Serena Williams November 2020 #BritishVogue
“Now, we as Black people have a voice – and technology has been a huge part of that. We see things that have been hidden for years; the things that we as people have to go through. This has been happening for years. People just couldn’t pull out their phones and video it before… ”
“At the end of May, I had so many people who were white writing to me saying, ‘I’m sorry for everything you’ve had to go through.’ I think for a minute they started – not to understand, because I don’t think you can understand – but they started to see. I was like: well, you didn’t see any of this before? I’ve been talking about this my whole career. It’s been one thing after another.”
“Tennis is a small play in the whole scheme of things. In this society, women are not taught or expected to be that future leader or future CEO. The narrative has to change”.
“And maybe it doesn’t get better in time for me, but someone in my position can show women and people of colour that we have a voice, because Lord knows I use mine. I love sticking up for people and supporting women. Being the voice that millions of people don’t have.”

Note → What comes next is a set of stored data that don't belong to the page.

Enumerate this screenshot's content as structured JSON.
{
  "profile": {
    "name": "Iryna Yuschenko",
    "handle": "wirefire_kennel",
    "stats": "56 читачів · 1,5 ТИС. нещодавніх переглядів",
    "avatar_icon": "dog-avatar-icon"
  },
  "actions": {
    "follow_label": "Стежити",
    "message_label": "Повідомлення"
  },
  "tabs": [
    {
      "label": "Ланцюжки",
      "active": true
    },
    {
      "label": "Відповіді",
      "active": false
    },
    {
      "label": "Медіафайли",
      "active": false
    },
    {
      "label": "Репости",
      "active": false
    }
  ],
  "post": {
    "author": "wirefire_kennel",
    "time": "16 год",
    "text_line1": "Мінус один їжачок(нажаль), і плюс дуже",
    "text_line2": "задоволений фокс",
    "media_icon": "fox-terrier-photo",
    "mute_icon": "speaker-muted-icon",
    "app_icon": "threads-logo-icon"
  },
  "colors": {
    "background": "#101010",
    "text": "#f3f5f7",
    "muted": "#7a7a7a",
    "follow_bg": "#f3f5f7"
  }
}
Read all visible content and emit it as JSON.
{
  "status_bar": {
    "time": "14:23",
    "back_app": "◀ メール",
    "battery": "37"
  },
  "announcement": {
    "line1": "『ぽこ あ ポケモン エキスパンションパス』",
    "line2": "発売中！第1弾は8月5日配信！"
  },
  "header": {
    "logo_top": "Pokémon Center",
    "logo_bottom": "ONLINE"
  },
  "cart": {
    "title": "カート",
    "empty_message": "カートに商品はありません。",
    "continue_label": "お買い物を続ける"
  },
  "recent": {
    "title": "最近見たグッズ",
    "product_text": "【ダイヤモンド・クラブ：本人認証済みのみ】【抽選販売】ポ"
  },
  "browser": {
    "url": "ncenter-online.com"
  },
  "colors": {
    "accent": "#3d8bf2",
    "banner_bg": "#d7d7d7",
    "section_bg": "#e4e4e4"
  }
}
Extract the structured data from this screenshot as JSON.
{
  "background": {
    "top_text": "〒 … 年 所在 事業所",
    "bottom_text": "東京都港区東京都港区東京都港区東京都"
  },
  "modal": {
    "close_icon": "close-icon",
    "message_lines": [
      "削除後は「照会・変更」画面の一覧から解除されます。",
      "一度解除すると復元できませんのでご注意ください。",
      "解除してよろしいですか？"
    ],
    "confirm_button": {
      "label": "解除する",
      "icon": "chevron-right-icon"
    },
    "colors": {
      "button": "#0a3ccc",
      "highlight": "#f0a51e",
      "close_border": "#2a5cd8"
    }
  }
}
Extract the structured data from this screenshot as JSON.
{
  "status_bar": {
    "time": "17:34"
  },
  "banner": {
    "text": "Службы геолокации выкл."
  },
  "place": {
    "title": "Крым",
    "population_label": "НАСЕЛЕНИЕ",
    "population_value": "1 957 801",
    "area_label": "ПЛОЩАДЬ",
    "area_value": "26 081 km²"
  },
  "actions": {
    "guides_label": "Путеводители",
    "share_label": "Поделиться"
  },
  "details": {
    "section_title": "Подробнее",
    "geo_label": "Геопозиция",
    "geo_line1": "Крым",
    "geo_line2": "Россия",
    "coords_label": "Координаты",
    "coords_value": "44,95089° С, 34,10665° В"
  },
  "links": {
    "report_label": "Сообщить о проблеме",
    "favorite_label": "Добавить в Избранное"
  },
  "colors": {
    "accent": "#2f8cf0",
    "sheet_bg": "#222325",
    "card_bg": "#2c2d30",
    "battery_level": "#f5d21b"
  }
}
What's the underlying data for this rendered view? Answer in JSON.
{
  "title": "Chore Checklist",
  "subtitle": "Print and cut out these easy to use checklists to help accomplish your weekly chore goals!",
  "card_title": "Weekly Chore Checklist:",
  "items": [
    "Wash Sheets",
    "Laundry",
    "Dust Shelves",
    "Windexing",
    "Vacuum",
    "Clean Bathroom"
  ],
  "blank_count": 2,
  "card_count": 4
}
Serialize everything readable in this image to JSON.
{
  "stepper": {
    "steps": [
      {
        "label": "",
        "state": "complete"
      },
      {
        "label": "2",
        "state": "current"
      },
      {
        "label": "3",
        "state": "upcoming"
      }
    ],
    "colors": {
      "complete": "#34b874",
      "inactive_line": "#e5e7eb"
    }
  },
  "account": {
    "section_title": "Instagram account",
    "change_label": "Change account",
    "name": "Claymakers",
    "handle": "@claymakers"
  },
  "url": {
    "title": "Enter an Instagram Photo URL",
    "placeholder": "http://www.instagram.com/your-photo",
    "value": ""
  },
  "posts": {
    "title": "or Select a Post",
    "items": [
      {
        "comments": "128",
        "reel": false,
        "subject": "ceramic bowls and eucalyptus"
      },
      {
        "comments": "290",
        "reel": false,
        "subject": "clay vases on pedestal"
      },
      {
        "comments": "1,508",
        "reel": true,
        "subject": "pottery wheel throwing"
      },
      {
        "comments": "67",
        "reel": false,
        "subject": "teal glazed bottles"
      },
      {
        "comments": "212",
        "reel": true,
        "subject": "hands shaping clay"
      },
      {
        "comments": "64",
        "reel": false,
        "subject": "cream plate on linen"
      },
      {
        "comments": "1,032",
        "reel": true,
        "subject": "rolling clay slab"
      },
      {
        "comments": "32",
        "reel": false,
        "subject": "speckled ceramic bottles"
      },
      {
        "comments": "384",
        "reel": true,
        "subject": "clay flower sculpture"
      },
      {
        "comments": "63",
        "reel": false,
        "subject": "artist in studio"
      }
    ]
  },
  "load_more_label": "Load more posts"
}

“How amazing that my body has been able to give me the career that I’ve had, and I’m really thankful for it. I only wish I had been thankful sooner. It just all comes full circle when I look at my daughter.”
“When I was growing up, what was celebrated was different: Venus looked more like what is really acceptable: she has incredibly long legs, she’s really, really thin. I didn’t see people on TV that looked like me, who were thick. There wasn’t positive body image. It was a different age.”
“I’ve never been like anybody else in my life, and I’m not going to start now.”